I’m wondering what might be an effective (low overhead) way of determining if an application is healthy from outside of the application?
You might try preventing it entering an unhealthy state by using the :permanent start type for your application (I think), it would prevent the release from starting / continue running if one of the applications fails to start / run properly.

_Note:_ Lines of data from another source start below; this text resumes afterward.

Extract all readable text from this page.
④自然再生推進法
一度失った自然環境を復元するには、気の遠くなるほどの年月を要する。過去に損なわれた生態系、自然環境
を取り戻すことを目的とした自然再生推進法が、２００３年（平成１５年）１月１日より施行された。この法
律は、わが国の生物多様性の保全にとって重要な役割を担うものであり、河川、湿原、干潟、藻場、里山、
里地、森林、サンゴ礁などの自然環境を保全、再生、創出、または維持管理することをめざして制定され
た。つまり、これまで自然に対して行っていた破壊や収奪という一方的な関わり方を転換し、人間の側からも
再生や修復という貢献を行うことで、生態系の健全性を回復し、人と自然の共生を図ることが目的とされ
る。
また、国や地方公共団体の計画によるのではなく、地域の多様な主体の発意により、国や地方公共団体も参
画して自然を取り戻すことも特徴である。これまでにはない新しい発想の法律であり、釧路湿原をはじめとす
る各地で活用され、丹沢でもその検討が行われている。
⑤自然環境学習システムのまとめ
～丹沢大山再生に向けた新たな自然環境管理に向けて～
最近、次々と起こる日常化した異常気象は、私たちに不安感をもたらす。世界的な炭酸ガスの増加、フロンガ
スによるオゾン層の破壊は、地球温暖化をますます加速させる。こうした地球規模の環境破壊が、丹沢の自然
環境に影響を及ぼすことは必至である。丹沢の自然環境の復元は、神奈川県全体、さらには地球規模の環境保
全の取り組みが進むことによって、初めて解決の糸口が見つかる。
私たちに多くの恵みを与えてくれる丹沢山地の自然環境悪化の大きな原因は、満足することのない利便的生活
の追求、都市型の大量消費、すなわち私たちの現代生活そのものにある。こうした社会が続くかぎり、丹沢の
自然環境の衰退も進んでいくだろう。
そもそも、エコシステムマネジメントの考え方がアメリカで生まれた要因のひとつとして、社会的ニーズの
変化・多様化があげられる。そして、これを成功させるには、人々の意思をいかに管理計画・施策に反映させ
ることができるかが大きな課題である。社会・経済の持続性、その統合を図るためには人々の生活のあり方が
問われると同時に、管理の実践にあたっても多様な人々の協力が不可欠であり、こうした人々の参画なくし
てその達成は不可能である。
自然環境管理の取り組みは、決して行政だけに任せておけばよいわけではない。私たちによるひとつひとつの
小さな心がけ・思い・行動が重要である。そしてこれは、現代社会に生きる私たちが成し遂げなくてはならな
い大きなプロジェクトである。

It’s a connection error. For example, if the RabbitMQ instance is down or I don’t have correct credentials. The library I’m using will simply keep retrying the connection indefinitely.
I just wanted to ensure the connections in my supervisors were all kosher before allowing the application to enter a ‘started’ state.
I just wanted to ensure the connections in my supervisors were all kosher before allowing the application to enter a ‘started’ state.
If that’s an absolute necessity, you can wrap the startup of that connection in some genserver’s init or something like this, so that it blocks the supervisor from starting other children until it’s ready. You’d need to tweak the supervisor’s startup timeout if there is one as well.
Or instead of wrapping the connection, you can do something like:
defmodule GenServerWhichWaitsForConnectionInInit do
use GenServer
def start_link(opts) do
GenServer.start_link(__MODULE__, opts)
end
def init(_opts) do
# wait for connection to be setup
end
end
At the moment I’ve configured a simple server and a _health endpoint which I think does what I want. I then use that to check I can connect to dependent services, etc,
The library I’m using (conduit) already handles reconnects. It’s the readiness I was concerned with due to my deployment environment. Have managed to figure it out using plug and a _health endpoint.